Many people in our culture and throughout the world believe there is a war between religion/spirituality and science/logic.
Intellectuals can often be dismissive of religion. And whether it's conservative Christians on the right or new age idealists on the left, many religious people view intellectualism and academia with fear and distrust. They belief that science attempts to disprove the existence of God. And people like Richard Dawkins and Lawrence Krauss,contend that it already has.
I know there are a lot of people in the Western world who don't fully buy into the conclusions of either side. But I haven't found many examples of the divide being bridged. Maybe people are avoiding the cognitive dissonance of engaging the two sides simultaneously, or maybe those that have figured it out are getting stifled out of the conversation by the polarization.
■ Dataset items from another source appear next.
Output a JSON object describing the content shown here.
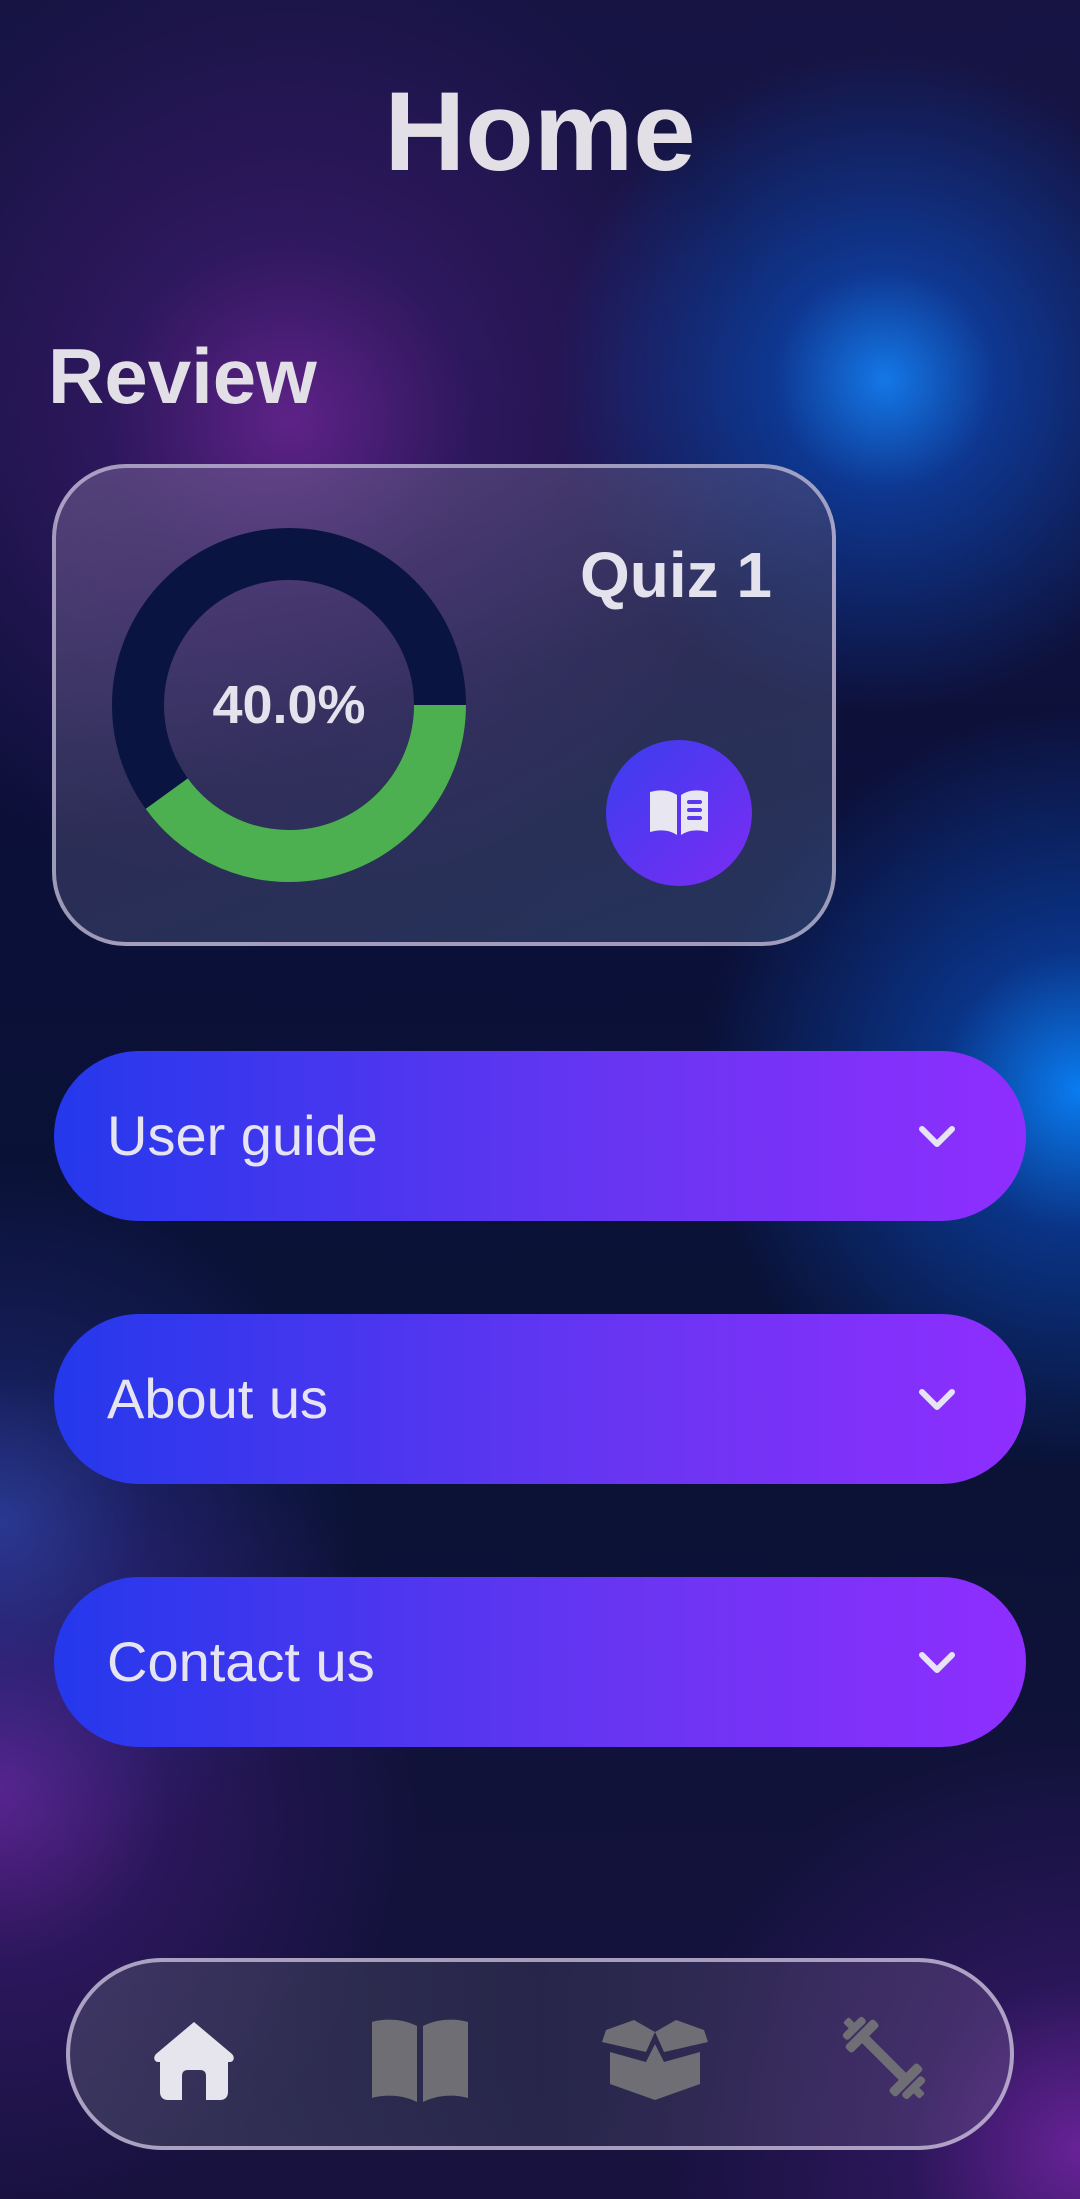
{
  "header": {
    "title": "Home"
  },
  "review": {
    "section_title": "Review",
    "card": {
      "quiz_title": "Quiz 1",
      "percent_label": "40.0%",
      "progress": 0.4,
      "progress_color": "#4caf50",
      "track_color": "#0a1440",
      "action_icon": "book-reader-icon"
    }
  },
  "accordions": [
    {
      "label": "User guide",
      "icon": "chevron-down-icon"
    },
    {
      "label": "About us",
      "icon": "chevron-down-icon"
    },
    {
      "label": "Contact us",
      "icon": "chevron-down-icon"
    }
  ],
  "bottom_nav": {
    "items": [
      {
        "icon": "home-icon",
        "active": true
      },
      {
        "icon": "book-icon",
        "active": false
      },
      {
        "icon": "open-box-icon",
        "active": false
      },
      {
        "icon": "dumbbell-icon",
        "active": false
      }
    ],
    "active_color": "#e6e4ec",
    "inactive_color": "#6e6e74"
  },
  "colors": {
    "accent_start": "#2538ec",
    "accent_end": "#8f2eff"
  }
}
I agree with all premises and arguments made by the intellectual side of the debate. But despite those positions, I don't agree with the conclusions that God's nonexistence is proven (or imminently will be) nor that spiritual practice is a useless delusion.
You've probably read about primitive people who believed that thunder and lightning were evidence of angry gods. Today, even staunch religious believers find this idea quaint because we know lightning is caused by static energy in the atmosphere. Nonetheless even liberal religious people today continue to use the same process of reasoning. For example, they assume that life could not have spontaneously arose without God, because they can't imagine another explanation.
And right there is the biggest piece of the problem. Religious fundamentalists and hardcore atheists actually agree on one fundamental premise. They share the belief that a (or even the) primary function of religion is to explain the phenomena of the world I won't be the first to argue against the premise, but no one in the public debate is challenging it.
God of the gaps.
Scientists ask how things work, not why. "Why" is about purpose and value, and that's the realm of religion. Virtually everyone agrees that science should never even attempt to answer"why" questions. So why is it so difficult to think that religion should stop answering "how" questions? If it does stop, the conflict between religion and science pretty well evaporates.
myths can reveal things that are spiritually or psychologically valid, even if they are empirically false.
I've heard people of various religious backgrounds say, 'we are all children of God.' Do they mean that God actually gave birth to each of us or that God literally inseminated our respective mothers? The question is absurd. We all intuitively understand that they are speaking of spiritual truth, not empirical truth. Even a hardcore atheist who disputes the validity of the statement understands that it speaks to a non-empirical realm.
So I've learned to expand that perspective to all religious texts. When reading religion or spirituality, I don't ask "does this seem empirically true?" Rather I ask, "is it useful, or does it offer insight?"